FiGKD: Fine-Grained Knowledge Distillation via High-Frequency Detail Transfer

Knowledge distillation (KD) is a widely adopted technique for transferring knowledge from a high-capacity teacher model to a smaller student model by aligning their output distributions. However, existing methods often underperform in fine-grained visual recognition tasks, where distinguishing subtle differences between visually similar classes is essential. This performance gap stems from the fact that conventional approaches treat the teacher's output logits as a single, undifferentiated signal-assuming all contained information is equally beneficial to the student. Consequently, student models may become overloaded with redundant signals and fail to capture the teacher's nuanced decision boundaries. To address this issue, we propose Fine-Grained Knowledge Distillation (FiGKD), a novel frequency-aware framework that decomposes a model's logits into low-frequency (content) and high-frequency (detail) components using the discrete wavelet transform (DWT). FiGKD selectively transfers only the high-frequency components, which encode the teacher's semantic decision patterns, while discarding redundant low-frequency content already conveyed through ground-truth supervision. Our approach is simple, architecture-agnostic, and requires no access to intermediate feature maps. Extensive experiments on CIFAR-100, TinyImageNet, and multiple fine-grained recognition benchmarks show that FiGKD consistently outperforms state-of-the-art logit-based and feature-based distillation methods across a variety of teacher-student configurations. These findings confirm that frequency-aware logit decomposition enables more efficient and effective knowledge transfer, particularly in resource-constrained settings.
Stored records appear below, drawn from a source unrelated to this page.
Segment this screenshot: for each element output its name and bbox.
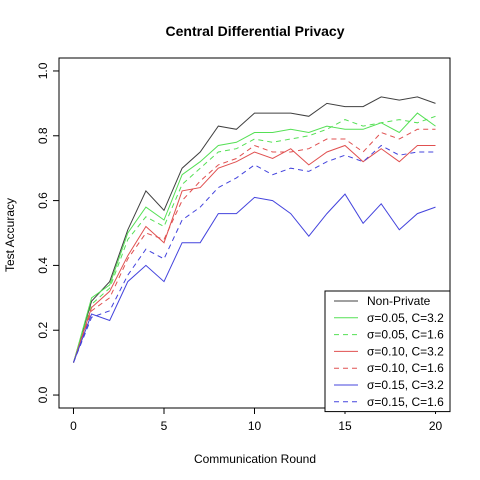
series-line-5 (73, 128, 436, 363)
series-line-7 (73, 144, 436, 363)
x-tick-label: 15 (338, 419, 352, 433)
legend-entry: σ=0.05, C=1.6 (367, 328, 444, 342)
legend-entry: Non-Private (367, 294, 431, 308)
legend-entry: σ=0.05, C=3.2 (367, 311, 444, 325)
x-tick-label: 0 (70, 419, 77, 433)
series-line-2 (73, 112, 436, 363)
legend: Non-Private σ=0.05, C=3.2 σ=0.05, C=1.6 σ=0… (324, 290, 451, 413)
y-tick-label: 0.0 (36, 386, 50, 403)
y-tick-label: 1.0 (36, 62, 50, 79)
chart-title: Central Differential Privacy (166, 23, 345, 39)
legend-entry: σ=0.10, C=3.2 (367, 344, 444, 358)
legend-entry: σ=0.15, C=3.2 (367, 378, 444, 392)
y-tick-label: 0.8 (36, 127, 50, 144)
x-tick-label: 5 (161, 419, 168, 433)
y-axis-label: Test Accuracy (3, 198, 17, 272)
series-line-6 (73, 193, 436, 363)
x-tick-label: 20 (429, 419, 443, 433)
legend-entry: σ=0.15, C=1.6 (367, 395, 444, 409)
series-layer (73, 96, 436, 363)
plot-area: 0 5 10 15 20 0.0 0.2 0.4 0.6 0.8 1.0 (36, 57, 451, 433)
x-axis-label: Communication Round (194, 452, 316, 466)
series-line-3 (73, 115, 436, 363)
legend-entry: σ=0.10, C=1.6 (367, 361, 444, 375)
x-tick-label: 10 (248, 419, 262, 433)
series-line-1 (73, 96, 436, 363)
y-tick-label: 0.4 (36, 257, 50, 274)
series-line-4 (73, 144, 436, 363)
y-tick-label: 0.6 (36, 192, 50, 209)
y-tick-label: 0.2 (36, 322, 50, 339)
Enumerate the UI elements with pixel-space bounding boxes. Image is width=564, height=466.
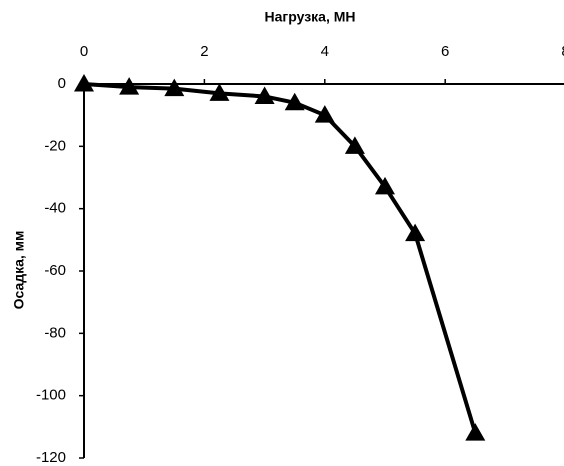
y-tick-label: -60 — [44, 262, 66, 279]
y-tick-label: -40 — [44, 200, 66, 217]
y-tick-label: -20 — [44, 137, 66, 154]
marker — [254, 86, 275, 104]
marker — [344, 136, 365, 154]
marker — [405, 223, 426, 242]
marker — [119, 77, 140, 95]
marker — [375, 176, 395, 195]
marker — [465, 423, 486, 441]
marker — [209, 83, 230, 101]
x-tick-label: 4 — [321, 43, 329, 60]
data-line — [83, 82, 478, 434]
x-tick-label: 8 — [561, 43, 564, 60]
x-tick-label: 0 — [80, 43, 88, 60]
y-axis-title: Осадка, мм — [11, 231, 27, 310]
y-tick-label: -120 — [36, 449, 66, 466]
marker — [314, 105, 335, 123]
x-tick-label: 6 — [441, 43, 449, 60]
x-axis-title: Нагрузка, МН — [265, 9, 356, 25]
marker — [284, 92, 305, 111]
y-tick-label: 0 — [58, 75, 66, 92]
y-tick-label: -100 — [36, 387, 66, 404]
x-tick-label: 2 — [200, 43, 208, 60]
marker — [74, 74, 94, 92]
marker — [164, 78, 185, 97]
y-tick-label: -80 — [44, 324, 66, 341]
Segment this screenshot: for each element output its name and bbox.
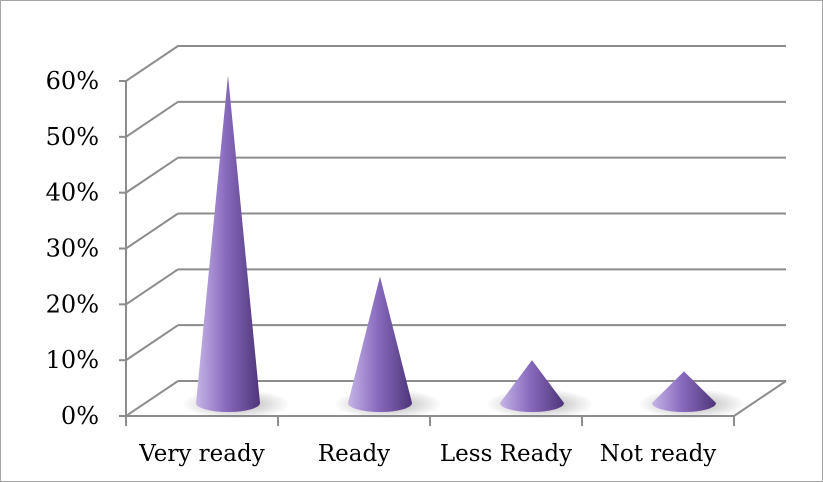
y-tick-label: 20% [46, 290, 99, 318]
cone-body [196, 75, 260, 413]
x-axis-ticks [125, 416, 735, 426]
side-gridline [125, 101, 179, 138]
side-gridline [125, 268, 179, 306]
cone-body [652, 371, 716, 412]
side-gridline [125, 45, 179, 82]
side-gridline [125, 380, 179, 417]
x-tick-label: Less Ready [440, 441, 572, 467]
side-gridline [125, 156, 179, 194]
cones [182, 75, 746, 419]
floor-right-edge [733, 380, 787, 417]
y-tick-label: 40% [46, 179, 99, 207]
x-tick-label: Ready [318, 441, 390, 467]
y-tick-label: 50% [46, 123, 99, 151]
x-axis-category-labels: Very ready Ready Less Ready Not ready [138, 441, 716, 467]
side-gridline [125, 212, 179, 250]
cone-body [348, 276, 412, 412]
x-tick-label: Not ready [600, 441, 717, 467]
side-gridline [125, 324, 179, 361]
y-tick-label: 10% [46, 346, 99, 374]
y-axis-tick-labels: 0% 10% 20% 30% 40% 50% 60% [46, 67, 99, 430]
y-tick-label: 30% [46, 235, 99, 263]
x-tick-label: Very ready [138, 441, 264, 467]
cone [182, 75, 290, 419]
gridlines [125, 45, 786, 417]
cone [638, 371, 746, 419]
cone [486, 360, 594, 419]
cone [334, 276, 442, 419]
cone-body [500, 360, 564, 412]
y-tick-label: 0% [61, 402, 99, 430]
y-tick-label: 60% [46, 67, 99, 95]
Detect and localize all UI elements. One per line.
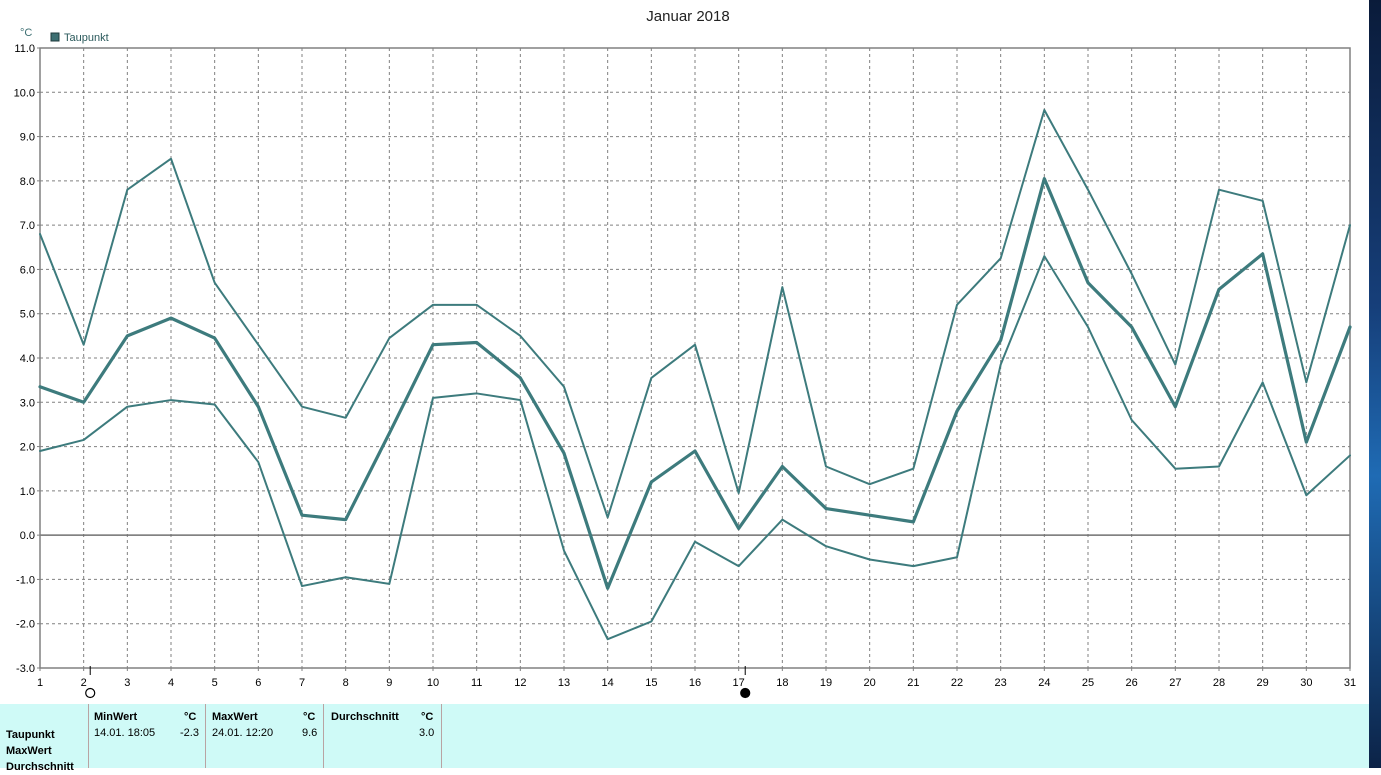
- x-tick-label: 25: [1082, 677, 1094, 689]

翻译：知识蒸馏（KD）是一种广泛采纳的技术，通过使教师模型（高容量）与学生模型（小型）的输出分布对齐，实现知识转移。然而，现有方法在细粒度视觉识别任务中往往表现欠佳，这类任务要求区分视觉相似类别间的细微差异。这一性能差距源于传统方法将教师模型的输出logits视为单一、无差别的信号——假设其中所有信息对学生模型同等有益。这导致学生模型可能被冗余信号过载，无法捕捉教师模型的精细决策边界。为解决该问题，我们提出细粒度知识蒸馏（FiGKD），一种新颖的频域感知框架，利用离散小波变换（DWT）将模型logits分解为低频（内容）和高频（细节）分量。FiGKD仅选择性传递编码教师语义决策模式的高频分量，同时丢弃已通过真实标注监督传递的冗余低频内容。本方法简单、与架构无关，且无需访问中间特征图。在CIFAR-100、TinyImageNet及多个细粒度识别基准上的大量实验表明，FiGKD在各种教师-学生配置下均持续优于现有最先进的基于logits和基于特征的蒸馏方法。这些结果证实，频域感知的logits分解能够实现更高效、更有效的知识迁移，尤其在资源受限场景中。